Out of Control Policy Blog

Galbraith's second coming

For those wondering what an Obama administration might bring, taking a gander at James K. Galbraith's ideas might be instructive. James is the son of John Kenneth, one of the most influential economists of the 20th century and a leftwing contemporary of Milton Friedman. John Kenneth Galbraith was best know for books that argued the national government should take over the "commanding heights" of the economy, (see 1967's the New Industrial State) and run them to achieve social goals such as income and job equality.

James Galbraith is an economist, too (Yale '81), and was even chief of staff for the Joint Economic Committee of the U.S. Congress. He is most famous now for his book "The Predator State: How Conservatives Abandoned the Free Market and Why Liberals Should, Too," which argues that our economy is now dominated by a wealthy predator class (the rich) that prey on the middle class. Sound familiar? President elect Obama spent a lot of time on the campaign trail on the need to bolster the middle class-protect Main Street from Wall Street.

In an article for Harper's magazine, Galbraith writes:

The problem is not how to save capitalism but how to save the unique and successful mixed economy built in the United States over the eighty-five years since the New Deal. Our system is not capitalism. Our economy has a large public sector, which at its best was competently concerned with research, defense, financial stability, environmental safety, social security, and large measures of education, health care, and housing. Today, after thirty years of attack on government, all these functions are damaged and in peril.

And the solution? I'll let Dr. Galbraith explain it:

What we do not have is the capacity to figure out, in advance, a coherent national strategy toward this goal, and for using our government to advance that strategy. We have no capacity to plan, and that is what we need now.

"Planning" has been a dirty word in American politics for decades. For the hard-line right, planning destroyed freedom: it was the "road to serfdom." Anti-planners also thought it a failure; for them the collapse of the U.S.S.R. was due to "central planning." But without public planning, who is in charge? Lobbyists who represent the private planning of the great corporations. The public interest ceases to exist, and the public sector becomes nothing more than a trough at which private interests come to feed.

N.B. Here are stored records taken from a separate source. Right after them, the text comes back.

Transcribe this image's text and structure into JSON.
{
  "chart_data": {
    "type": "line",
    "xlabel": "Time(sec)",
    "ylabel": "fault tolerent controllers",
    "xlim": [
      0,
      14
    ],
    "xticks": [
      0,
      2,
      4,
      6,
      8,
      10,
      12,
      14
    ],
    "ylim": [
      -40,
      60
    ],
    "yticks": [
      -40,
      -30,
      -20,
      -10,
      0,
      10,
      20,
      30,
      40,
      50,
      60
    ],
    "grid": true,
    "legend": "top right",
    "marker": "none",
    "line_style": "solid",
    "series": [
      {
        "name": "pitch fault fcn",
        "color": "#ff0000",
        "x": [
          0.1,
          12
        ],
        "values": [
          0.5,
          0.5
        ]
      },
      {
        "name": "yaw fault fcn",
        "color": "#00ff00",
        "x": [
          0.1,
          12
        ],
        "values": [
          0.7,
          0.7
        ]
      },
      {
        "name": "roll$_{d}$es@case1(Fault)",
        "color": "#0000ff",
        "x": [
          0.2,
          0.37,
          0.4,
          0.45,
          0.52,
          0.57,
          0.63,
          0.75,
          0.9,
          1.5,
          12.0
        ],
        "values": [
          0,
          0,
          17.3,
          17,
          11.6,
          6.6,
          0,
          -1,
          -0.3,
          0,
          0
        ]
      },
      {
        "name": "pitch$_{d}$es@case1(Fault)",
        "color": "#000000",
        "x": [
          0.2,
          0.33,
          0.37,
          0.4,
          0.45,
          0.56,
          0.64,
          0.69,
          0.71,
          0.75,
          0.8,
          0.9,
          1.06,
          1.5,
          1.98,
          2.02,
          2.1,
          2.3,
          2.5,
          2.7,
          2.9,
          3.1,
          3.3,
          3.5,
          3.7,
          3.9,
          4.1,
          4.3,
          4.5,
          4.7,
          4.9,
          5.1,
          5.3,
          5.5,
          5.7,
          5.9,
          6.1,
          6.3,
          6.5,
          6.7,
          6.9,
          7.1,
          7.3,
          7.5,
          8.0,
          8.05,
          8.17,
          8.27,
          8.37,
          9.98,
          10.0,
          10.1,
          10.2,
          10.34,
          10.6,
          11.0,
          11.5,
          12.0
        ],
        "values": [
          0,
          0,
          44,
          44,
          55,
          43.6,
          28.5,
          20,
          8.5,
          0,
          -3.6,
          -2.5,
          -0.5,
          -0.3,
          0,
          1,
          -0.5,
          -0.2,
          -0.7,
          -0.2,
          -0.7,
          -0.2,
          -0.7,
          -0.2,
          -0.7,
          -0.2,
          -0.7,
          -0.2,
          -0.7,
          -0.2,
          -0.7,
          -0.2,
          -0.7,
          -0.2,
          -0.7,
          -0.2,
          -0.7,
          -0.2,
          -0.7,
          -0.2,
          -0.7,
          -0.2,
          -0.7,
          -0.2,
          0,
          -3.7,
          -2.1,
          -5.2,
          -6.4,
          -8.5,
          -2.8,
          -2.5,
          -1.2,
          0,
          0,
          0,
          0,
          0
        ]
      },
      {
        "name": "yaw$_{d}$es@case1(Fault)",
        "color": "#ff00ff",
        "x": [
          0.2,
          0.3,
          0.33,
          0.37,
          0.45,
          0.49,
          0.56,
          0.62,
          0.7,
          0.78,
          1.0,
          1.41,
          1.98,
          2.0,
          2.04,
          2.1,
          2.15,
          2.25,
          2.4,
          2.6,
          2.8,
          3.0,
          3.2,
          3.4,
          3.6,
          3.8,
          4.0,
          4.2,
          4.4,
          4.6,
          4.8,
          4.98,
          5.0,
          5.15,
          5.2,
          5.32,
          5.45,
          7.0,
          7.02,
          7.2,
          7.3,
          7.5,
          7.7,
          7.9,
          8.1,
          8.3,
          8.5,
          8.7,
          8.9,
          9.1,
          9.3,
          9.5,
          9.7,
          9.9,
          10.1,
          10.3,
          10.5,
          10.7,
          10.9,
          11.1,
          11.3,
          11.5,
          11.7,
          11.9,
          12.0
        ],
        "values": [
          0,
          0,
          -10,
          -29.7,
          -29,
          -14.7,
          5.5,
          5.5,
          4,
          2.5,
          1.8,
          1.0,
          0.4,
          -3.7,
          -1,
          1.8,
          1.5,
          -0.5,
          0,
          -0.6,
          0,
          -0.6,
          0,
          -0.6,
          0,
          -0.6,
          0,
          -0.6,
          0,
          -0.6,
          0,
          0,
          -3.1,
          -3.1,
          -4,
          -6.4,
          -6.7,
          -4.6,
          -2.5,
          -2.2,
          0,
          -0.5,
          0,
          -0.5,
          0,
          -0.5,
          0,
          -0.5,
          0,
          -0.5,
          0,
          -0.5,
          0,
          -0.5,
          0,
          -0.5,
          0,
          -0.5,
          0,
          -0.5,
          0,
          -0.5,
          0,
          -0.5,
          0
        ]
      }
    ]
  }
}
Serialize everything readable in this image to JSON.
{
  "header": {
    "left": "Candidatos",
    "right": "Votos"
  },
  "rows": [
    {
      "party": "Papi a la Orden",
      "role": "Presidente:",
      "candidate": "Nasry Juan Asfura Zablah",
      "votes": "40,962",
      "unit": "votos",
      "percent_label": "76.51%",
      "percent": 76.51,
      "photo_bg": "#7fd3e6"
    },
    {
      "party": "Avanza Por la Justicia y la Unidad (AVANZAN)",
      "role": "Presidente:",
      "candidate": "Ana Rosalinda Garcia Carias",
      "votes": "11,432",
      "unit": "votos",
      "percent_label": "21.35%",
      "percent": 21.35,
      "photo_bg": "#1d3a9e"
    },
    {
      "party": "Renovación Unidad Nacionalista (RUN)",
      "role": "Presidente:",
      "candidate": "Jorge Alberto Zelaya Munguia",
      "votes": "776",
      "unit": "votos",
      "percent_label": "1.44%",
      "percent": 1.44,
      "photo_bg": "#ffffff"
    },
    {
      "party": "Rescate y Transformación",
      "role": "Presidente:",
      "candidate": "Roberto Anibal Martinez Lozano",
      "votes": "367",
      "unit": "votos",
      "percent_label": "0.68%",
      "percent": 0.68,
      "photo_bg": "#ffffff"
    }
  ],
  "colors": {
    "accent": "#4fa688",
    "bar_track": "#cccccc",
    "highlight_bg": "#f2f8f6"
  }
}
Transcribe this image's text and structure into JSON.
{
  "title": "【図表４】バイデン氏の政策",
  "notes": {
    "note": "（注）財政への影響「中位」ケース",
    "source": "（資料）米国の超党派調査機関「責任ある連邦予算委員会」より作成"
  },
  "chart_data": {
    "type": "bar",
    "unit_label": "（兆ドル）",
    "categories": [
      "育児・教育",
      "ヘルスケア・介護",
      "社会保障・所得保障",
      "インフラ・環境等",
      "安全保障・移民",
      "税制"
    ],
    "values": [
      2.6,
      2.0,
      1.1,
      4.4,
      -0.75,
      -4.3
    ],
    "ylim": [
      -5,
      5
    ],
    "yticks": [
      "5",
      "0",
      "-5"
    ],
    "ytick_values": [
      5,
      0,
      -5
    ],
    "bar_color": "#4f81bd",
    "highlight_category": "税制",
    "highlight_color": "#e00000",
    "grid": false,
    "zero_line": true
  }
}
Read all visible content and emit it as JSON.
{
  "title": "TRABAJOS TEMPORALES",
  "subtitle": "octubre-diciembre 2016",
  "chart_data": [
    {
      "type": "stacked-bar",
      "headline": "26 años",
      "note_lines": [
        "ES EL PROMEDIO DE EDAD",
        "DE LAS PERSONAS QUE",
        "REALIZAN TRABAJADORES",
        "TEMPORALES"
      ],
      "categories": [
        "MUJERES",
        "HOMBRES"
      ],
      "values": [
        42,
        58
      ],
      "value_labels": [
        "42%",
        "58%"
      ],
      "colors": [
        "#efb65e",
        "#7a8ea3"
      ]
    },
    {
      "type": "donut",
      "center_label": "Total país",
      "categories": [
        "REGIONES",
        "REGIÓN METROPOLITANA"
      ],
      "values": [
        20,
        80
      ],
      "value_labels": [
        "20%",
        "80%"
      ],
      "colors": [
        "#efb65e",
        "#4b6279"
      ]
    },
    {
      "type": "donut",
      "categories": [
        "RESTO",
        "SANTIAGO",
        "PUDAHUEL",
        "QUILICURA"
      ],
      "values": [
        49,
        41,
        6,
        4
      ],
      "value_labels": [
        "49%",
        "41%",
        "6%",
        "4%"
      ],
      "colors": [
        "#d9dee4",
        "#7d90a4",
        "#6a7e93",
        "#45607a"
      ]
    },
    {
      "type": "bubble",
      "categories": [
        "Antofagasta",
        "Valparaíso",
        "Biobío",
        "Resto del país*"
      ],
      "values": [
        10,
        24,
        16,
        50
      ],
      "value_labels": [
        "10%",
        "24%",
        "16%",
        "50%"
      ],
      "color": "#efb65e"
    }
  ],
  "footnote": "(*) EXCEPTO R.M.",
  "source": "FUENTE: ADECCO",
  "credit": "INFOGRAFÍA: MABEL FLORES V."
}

What the government needs most today is to regain an independent capacity to think. The government needs a way to imagine the future that is not dominated by lobbies or even by Congress so long as Congress is dominated by lobbies. Planning is a process: thinking, coordination, action. What is the long-term national interest? What specific targets must be met? What is the best way to do it, and who plays what role?

***

Imagine a Federal Department of Energy and Climate with real independence. It could make an honest evaluation of ethanol. It could review the prospects and assess the dangers of next-generation nuclear power. It could make a judgment on carbon capture. It could consider all the serious conservation proposals, such as Joe Kennedy's program to retrofit housing in the snow belt. It could fund new research centers in the major universities, so that in a decade the country will have trained the experts we will need to implement the plans we make.

Planning is not coercive, but it should be privileged. Once Congress approves a plan, budgeting and appropriation rules should favor public capital spending that implements the plan. For instance, such investments would not be subject to "pay-go" restrictions; as long-term improvements, they properly should be funded by issuing long-term debt. The planning process would thus parallel the budget process, superseding it in the areas of infrastructure, technology, and environmental management that would be the main arenas for the plan. Dealing with the energy and climate crises will require direct public action and the cooperation of the private sector, which will be achieved in part by regulation and standards. Clearly, the challenge is daunting. But it's not hopeless. If the country gets it right, all of us can have work for a generation, a better living standard afterward, and leave the planet more or less intact. And in addition, we stand a chance, otherwise improbable, of persuading the rest of the world to keep our line of credit open.

A hallmark of progressive politics is the abandonment of the principles of individual liberty that are the bedrock of the US Constitution and, more importantly, the Declaration of Independence, and a disdain for free markets. Perhaps, with the ascendance of intellegentsia such as James Galbraith and the election of Barack Obama, we are once again faced with the twilight of freedom. Of course, the Bush presidency may well have already set us on this road.